Second Order Homogeneous Eq's, Auxiliary Eq for complex roots - Help

[_Greg_]

Hi

I'v got a maths exam on Tuesday for my 2nd year of chemial engineering.
Been going through a past paper and have been going over 2nd order homogenous DE's

Im at the stage of calculating the roots (wether repeated or 2 distinct roots) I take the easy path like so:

E.g m2 + 4m + 4 = 0

(m + 2)(m + 2) = 0 so m=-2 (twice)

Thats easy but that doesn't work for complex roots.

My lechtrer does it this way which I don't really understand (for complex numbers that is, fine for everything else)

So something like:

m2 - 6m + 10 = 0

He then does:


m = ( 6 ± SQRT[36-40] / 2 ) = 3 ± i


I don't understand this! A general trend i see here is that the 6m = the 6 before the square root, the 36 is the 6 squared and the 40 is always the
last number * 4 (so 10*4 = 40) This holds true for every problem but I don't have a clue how to get that answer?

I don't understand really what ' i ' is but if i got that answer I can work throuh my textbook and work out the rest, I just need to know how to get 3 ± i in the first place.

Thanks in advance

 

[rock.freak667]

You should post this in the correct forum.
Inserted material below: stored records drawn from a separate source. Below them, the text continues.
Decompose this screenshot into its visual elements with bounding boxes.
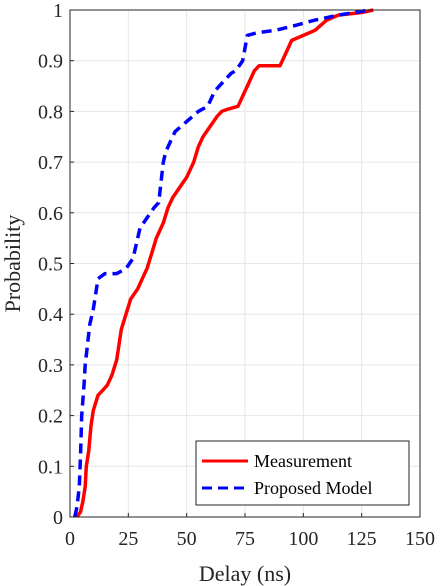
legend-label-measurement: Measurement xyxy=(254,451,352,471)
y-tick-label: 0.2 xyxy=(38,406,63,428)
x-tick-label: 150 xyxy=(405,528,435,550)
series-line-proposed-model xyxy=(72,8,370,518)
x-tick-label: 50 xyxy=(177,528,197,550)
tick-layer: 0 25 50 75 100 125 150 0 0.1 0.2 0.3 0.4 0.5 0.6 0.7 0.… xyxy=(38,0,435,550)
x-tick-label: 75 xyxy=(235,528,255,550)
series-layer xyxy=(72,8,374,518)
y-tick-label: 0.9 xyxy=(38,51,63,73)
y-axis-label: Probability xyxy=(0,215,25,313)
series-line-measurement xyxy=(75,8,374,518)
legend: Measurement Proposed Model xyxy=(195,440,410,506)
y-tick-label: 0 xyxy=(53,507,63,529)
x-axis-label: Delay (ns) xyxy=(199,561,291,586)
y-tick-label: 0.3 xyxy=(38,355,63,377)
x-tick-label: 100 xyxy=(288,528,318,550)
y-tick-label: 0.6 xyxy=(38,203,63,225)
x-tick-label: 125 xyxy=(347,528,377,550)
x-tick-label: 25 xyxy=(118,528,138,550)
y-tick-label: 0.1 xyxy=(38,456,63,478)
x-tick-label: 0 xyxy=(65,528,75,550)
y-tick-label: 0.7 xyxy=(38,152,63,174)
y-tick-label: 0.4 xyxy=(38,304,63,326)
y-tick-label: 0.5 xyxy=(38,254,63,276)
y-tick-label: 0.8 xyxy=(38,101,63,123)
legend-label-proposed-model: Proposed Model xyxy=(254,478,373,498)
y-tick-label: 1 xyxy=(53,0,63,22)
legend-box xyxy=(195,440,410,506)
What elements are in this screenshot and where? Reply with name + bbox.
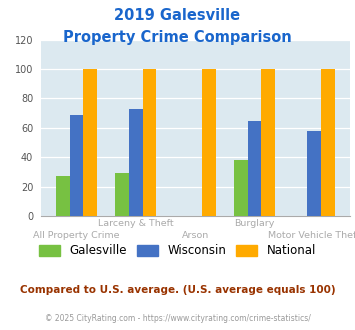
Legend: Galesville, Wisconsin, National: Galesville, Wisconsin, National [37,242,318,260]
Bar [234,160,248,216]
Text: © 2025 CityRating.com - https://www.cityrating.com/crime-statistics/: © 2025 CityRating.com - https://www.city… [45,314,310,323]
Text: Larceny & Theft: Larceny & Theft [98,219,174,228]
Text: All Property Crime: All Property Crime [33,231,120,240]
Bar [307,131,321,216]
Bar [202,69,216,216]
Bar [321,69,334,216]
Bar [129,109,143,216]
Bar [262,69,275,216]
Text: Property Crime Comparison: Property Crime Comparison [63,30,292,45]
Bar [115,174,129,216]
Text: Arson: Arson [182,231,209,240]
Bar [248,120,262,216]
Bar [143,69,156,216]
Text: Motor Vehicle Theft: Motor Vehicle Theft [268,231,355,240]
Text: Burglary: Burglary [234,219,275,228]
Bar [56,177,70,216]
Bar [83,69,97,216]
Text: 2019 Galesville: 2019 Galesville [114,8,241,23]
Text: Compared to U.S. average. (U.S. average equals 100): Compared to U.S. average. (U.S. average … [20,285,335,295]
Bar [70,115,83,216]
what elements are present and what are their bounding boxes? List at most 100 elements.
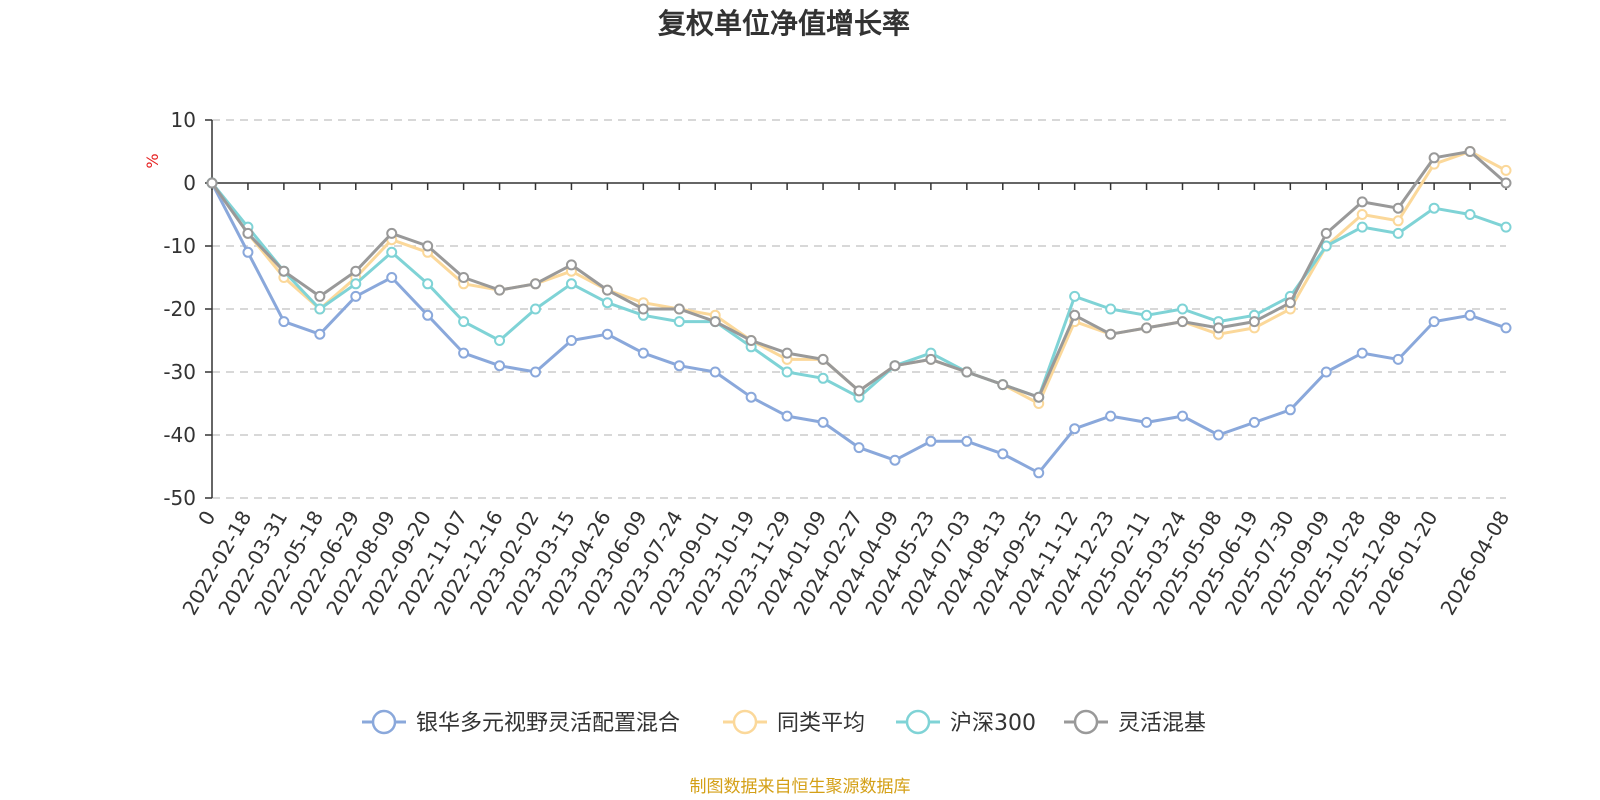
data-point [1392, 215, 1404, 227]
data-point [458, 316, 470, 328]
data-point [350, 278, 362, 290]
data-point [422, 240, 434, 252]
data-point [386, 246, 398, 258]
y-tick-label: -30 [163, 360, 196, 384]
data-point [494, 360, 506, 372]
legend-item-1: 银华多元视野灵活配置混合 [362, 709, 680, 736]
data-point [1105, 410, 1117, 422]
x-tick-label: 2026-04-08 [1435, 507, 1514, 620]
data-point [601, 328, 613, 340]
data-point [1177, 410, 1188, 422]
data-point [1392, 202, 1404, 214]
data-point [709, 316, 721, 328]
data-point [1392, 353, 1404, 365]
data-point [781, 410, 793, 422]
data-point [745, 391, 757, 403]
legend-label: 同类平均 [777, 711, 865, 736]
data-point [494, 335, 506, 346]
y-tick-label: -40 [163, 423, 196, 447]
legend-item-4: 灵活混基 [1064, 709, 1206, 736]
legend-label: 银华多元视野灵活配置混合 [416, 711, 680, 736]
data-point [997, 379, 1009, 391]
data-point [925, 435, 937, 447]
y-axis-unit-label: % [143, 153, 162, 168]
data-point [1464, 209, 1476, 220]
data-point [673, 303, 685, 315]
legend-label: 灵活混基 [1118, 711, 1206, 736]
data-point [817, 372, 829, 384]
data-point [386, 227, 398, 239]
data-point [1069, 309, 1081, 321]
data-point [422, 309, 434, 321]
legend-item-3: 沪深300 [896, 709, 1036, 736]
data-point [1356, 196, 1368, 208]
data-point [1141, 322, 1153, 334]
data-point [314, 303, 326, 315]
axis-layer: 100-10-20-30-40-5002022-02-182022-03-312… [163, 108, 1514, 619]
data-point [242, 246, 254, 258]
data-point [350, 265, 362, 277]
data-point [853, 442, 865, 454]
y-tick-label: -20 [163, 297, 196, 321]
data-point [1392, 227, 1404, 239]
data-point [709, 366, 721, 378]
data-point [1464, 146, 1476, 157]
data-point [637, 347, 649, 359]
data-point [350, 290, 362, 302]
data-point [314, 290, 326, 302]
y-tick-label: -10 [163, 234, 196, 258]
data-point [1356, 347, 1368, 359]
y-tick-label: -50 [163, 486, 196, 510]
legend-marker [732, 709, 758, 735]
data-point [1141, 416, 1153, 428]
data-point [1069, 423, 1081, 435]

But I will answer you anyway.

m² - 6m + 10 = 0

your teacher used the quadratic equation formula

$$x=\frac{-b \pm \sqrt{b^2-4ac}}{2a}$$

and then used the fact that i=√-1 for the minus sign in the the square root when it is computed

generally for complex roots λ±μi, your general solution (or homogeneous solution) is given by

e^λx(Asin(μx)+Bcos(μx)) where A & B are constants.

 

[_Greg_]

Fantastic, thanks very much!